Since the break area was overtaken with visitors I chose to pop across the street to grab my lunch, while practically inhaling my food I check the time and I’m already a minute late, what a surprise. I quickly yet sophisticatedly fast-walk through the parking lot, run some yellow lights and park my car as close as possible to the mall entrance. What I  do not realize is that mall cub and his posse of mall bros are outside chatting about cleaning solutions and what-not. Just as I’m about to exit the car I realize my cell phone is still on my seat.
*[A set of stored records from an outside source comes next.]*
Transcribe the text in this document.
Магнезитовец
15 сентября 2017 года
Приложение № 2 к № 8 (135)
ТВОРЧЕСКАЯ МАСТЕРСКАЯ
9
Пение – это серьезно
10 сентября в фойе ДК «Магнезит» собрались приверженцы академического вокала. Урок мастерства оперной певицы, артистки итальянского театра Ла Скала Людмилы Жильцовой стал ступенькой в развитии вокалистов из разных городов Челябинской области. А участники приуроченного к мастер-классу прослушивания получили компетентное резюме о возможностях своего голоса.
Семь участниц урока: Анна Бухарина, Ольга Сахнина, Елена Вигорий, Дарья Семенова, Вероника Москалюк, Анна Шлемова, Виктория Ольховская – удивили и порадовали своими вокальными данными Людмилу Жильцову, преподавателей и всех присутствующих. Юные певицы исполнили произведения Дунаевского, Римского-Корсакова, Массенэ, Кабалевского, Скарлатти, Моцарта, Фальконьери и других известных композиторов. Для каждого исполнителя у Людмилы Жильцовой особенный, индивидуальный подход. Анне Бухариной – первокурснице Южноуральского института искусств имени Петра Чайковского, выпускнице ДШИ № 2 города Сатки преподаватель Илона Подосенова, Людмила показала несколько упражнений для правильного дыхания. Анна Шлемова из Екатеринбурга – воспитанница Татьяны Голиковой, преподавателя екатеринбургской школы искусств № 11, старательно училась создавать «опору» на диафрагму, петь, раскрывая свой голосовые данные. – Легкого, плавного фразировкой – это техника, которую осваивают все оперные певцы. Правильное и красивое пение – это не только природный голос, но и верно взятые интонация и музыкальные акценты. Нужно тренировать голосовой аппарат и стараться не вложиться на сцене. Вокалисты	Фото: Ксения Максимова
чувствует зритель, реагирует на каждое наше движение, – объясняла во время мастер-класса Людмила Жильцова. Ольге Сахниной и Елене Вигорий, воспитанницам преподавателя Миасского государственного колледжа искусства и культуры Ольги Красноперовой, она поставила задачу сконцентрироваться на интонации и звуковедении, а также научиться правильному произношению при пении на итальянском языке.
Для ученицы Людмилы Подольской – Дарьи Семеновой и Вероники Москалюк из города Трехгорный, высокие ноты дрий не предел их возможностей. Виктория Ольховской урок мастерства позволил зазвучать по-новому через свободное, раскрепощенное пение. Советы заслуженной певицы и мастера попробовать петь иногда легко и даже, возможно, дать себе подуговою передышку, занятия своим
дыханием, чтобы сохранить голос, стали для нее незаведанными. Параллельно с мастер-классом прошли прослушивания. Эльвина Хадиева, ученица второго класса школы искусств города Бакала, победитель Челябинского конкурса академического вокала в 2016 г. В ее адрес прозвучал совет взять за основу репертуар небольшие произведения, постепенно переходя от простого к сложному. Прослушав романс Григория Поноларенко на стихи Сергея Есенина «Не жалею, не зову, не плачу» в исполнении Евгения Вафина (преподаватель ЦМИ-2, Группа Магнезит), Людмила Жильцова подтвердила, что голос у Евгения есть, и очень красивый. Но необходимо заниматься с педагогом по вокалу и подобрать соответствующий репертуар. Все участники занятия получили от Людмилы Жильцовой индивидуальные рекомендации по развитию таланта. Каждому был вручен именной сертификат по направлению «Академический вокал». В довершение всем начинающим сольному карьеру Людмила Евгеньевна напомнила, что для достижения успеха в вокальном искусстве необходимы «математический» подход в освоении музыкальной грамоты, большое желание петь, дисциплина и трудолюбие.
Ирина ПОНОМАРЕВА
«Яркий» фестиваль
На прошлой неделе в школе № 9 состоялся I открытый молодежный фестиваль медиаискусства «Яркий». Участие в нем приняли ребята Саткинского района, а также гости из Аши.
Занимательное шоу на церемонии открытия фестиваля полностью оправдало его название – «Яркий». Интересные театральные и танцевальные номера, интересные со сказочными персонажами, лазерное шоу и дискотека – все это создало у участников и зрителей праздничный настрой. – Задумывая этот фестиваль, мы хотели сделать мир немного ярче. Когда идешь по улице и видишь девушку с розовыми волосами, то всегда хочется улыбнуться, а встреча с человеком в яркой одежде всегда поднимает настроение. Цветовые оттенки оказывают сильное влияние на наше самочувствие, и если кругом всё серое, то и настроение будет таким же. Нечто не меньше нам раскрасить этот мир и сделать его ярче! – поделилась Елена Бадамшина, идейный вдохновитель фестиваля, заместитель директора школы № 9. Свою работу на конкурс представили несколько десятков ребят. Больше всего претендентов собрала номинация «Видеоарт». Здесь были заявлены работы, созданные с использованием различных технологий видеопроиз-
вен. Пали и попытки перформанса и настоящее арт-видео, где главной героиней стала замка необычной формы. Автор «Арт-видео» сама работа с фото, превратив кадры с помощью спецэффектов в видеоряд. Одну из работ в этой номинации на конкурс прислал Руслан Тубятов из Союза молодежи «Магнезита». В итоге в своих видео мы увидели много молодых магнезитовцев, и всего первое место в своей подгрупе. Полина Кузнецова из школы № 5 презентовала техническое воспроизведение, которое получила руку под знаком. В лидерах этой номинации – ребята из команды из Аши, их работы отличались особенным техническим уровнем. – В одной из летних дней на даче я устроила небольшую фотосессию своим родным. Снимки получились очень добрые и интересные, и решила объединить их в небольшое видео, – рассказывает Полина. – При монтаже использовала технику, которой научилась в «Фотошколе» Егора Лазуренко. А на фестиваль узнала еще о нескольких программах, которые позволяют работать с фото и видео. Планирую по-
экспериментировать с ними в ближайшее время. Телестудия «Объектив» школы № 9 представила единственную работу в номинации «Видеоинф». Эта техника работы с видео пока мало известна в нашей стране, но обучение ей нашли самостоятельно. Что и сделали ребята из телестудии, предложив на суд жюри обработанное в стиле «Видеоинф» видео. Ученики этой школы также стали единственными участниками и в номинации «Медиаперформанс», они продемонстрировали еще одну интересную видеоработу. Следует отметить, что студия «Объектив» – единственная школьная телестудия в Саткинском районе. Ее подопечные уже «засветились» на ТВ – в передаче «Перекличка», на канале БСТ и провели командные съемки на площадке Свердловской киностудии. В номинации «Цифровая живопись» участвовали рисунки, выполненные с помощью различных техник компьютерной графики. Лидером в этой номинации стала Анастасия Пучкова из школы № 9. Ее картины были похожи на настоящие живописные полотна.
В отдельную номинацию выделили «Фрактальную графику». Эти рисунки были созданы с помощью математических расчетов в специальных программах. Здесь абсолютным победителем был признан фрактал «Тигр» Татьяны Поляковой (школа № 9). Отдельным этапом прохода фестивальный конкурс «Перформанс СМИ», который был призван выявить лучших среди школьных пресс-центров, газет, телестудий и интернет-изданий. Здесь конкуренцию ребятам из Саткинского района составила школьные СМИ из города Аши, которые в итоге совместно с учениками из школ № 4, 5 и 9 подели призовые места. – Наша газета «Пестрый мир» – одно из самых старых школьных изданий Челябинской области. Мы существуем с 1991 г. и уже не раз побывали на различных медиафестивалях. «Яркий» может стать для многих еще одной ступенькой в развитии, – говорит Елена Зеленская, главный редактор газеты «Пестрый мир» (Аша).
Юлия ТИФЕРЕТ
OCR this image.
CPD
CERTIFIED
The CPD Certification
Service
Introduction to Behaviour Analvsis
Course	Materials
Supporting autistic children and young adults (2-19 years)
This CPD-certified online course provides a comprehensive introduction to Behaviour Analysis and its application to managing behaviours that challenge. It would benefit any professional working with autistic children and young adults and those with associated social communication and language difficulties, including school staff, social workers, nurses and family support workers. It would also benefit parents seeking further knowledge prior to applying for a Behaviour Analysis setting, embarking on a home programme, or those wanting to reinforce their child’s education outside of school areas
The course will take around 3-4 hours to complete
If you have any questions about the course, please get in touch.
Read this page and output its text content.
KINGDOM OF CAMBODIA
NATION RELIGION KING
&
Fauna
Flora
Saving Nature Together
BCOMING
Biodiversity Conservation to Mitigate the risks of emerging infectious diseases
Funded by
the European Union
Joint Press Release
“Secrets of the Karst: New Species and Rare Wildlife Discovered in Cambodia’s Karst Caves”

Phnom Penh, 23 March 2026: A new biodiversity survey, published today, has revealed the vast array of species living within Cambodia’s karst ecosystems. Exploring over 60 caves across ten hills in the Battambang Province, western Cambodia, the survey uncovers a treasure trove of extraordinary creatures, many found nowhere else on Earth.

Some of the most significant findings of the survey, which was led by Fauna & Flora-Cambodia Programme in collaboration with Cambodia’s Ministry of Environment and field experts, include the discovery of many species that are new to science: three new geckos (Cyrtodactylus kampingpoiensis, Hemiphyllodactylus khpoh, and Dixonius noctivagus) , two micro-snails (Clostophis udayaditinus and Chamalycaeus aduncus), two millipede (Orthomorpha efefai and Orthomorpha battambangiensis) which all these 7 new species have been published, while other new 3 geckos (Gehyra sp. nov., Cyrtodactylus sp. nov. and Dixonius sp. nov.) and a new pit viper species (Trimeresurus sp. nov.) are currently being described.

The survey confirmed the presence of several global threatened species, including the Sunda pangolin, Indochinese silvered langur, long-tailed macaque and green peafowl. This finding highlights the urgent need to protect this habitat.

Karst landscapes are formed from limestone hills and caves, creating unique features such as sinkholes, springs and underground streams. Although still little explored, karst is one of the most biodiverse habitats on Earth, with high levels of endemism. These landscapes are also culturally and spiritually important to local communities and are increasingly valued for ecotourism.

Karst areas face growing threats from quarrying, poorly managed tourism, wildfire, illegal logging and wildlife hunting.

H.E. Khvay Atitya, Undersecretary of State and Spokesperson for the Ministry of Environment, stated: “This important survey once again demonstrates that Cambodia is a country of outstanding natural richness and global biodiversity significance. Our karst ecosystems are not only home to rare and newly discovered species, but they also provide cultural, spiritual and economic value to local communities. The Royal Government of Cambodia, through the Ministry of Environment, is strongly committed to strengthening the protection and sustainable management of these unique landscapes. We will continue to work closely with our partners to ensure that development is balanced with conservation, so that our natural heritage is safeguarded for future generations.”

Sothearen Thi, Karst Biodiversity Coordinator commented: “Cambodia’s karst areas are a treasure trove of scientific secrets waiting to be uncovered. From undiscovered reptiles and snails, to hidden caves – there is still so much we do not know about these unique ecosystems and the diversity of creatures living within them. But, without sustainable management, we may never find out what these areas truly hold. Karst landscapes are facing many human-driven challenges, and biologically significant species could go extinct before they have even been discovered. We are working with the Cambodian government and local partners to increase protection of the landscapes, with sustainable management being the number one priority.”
In a huff, I place my water bottle on top of my roof and lean back in the car to grab my cell. At this moment I feel a sudden strong breeze and hear a rather odd noise. I peak up at my windshield only to see my water bottle zooming down the front of my car with amazing force. Oh no, no, no, no.

My water bottle collides with my hood at and excessive force and catapults off the hood and into the windshield of the car across from me. Apparently this crappy, rusted out honda is packing a serious alarm system. Why we will never know. However the system begins to go off at increasingly loud levels as my bottle disappears beneath my car. Perfect. I am now bending over into my car, I have set off an alarm on the car next to me, and I now have to crawl under my car on all fours to gather my lost water bottle. Just perfect.

After finally extracting my water bottle with my purse I pop up only to realize not only is mall cub and his entire posse are staring at me with “is this chick for real” looks on their faces, but they are also completely blocking my entrance to the mall. With as much dignity as one can gather when they have dirt and gravel embedded in their knees, I gathered all my belongings and marched into the mall simply pretending they had all hallucinated the entire scenario, just never mind the wailing car alarm in the background.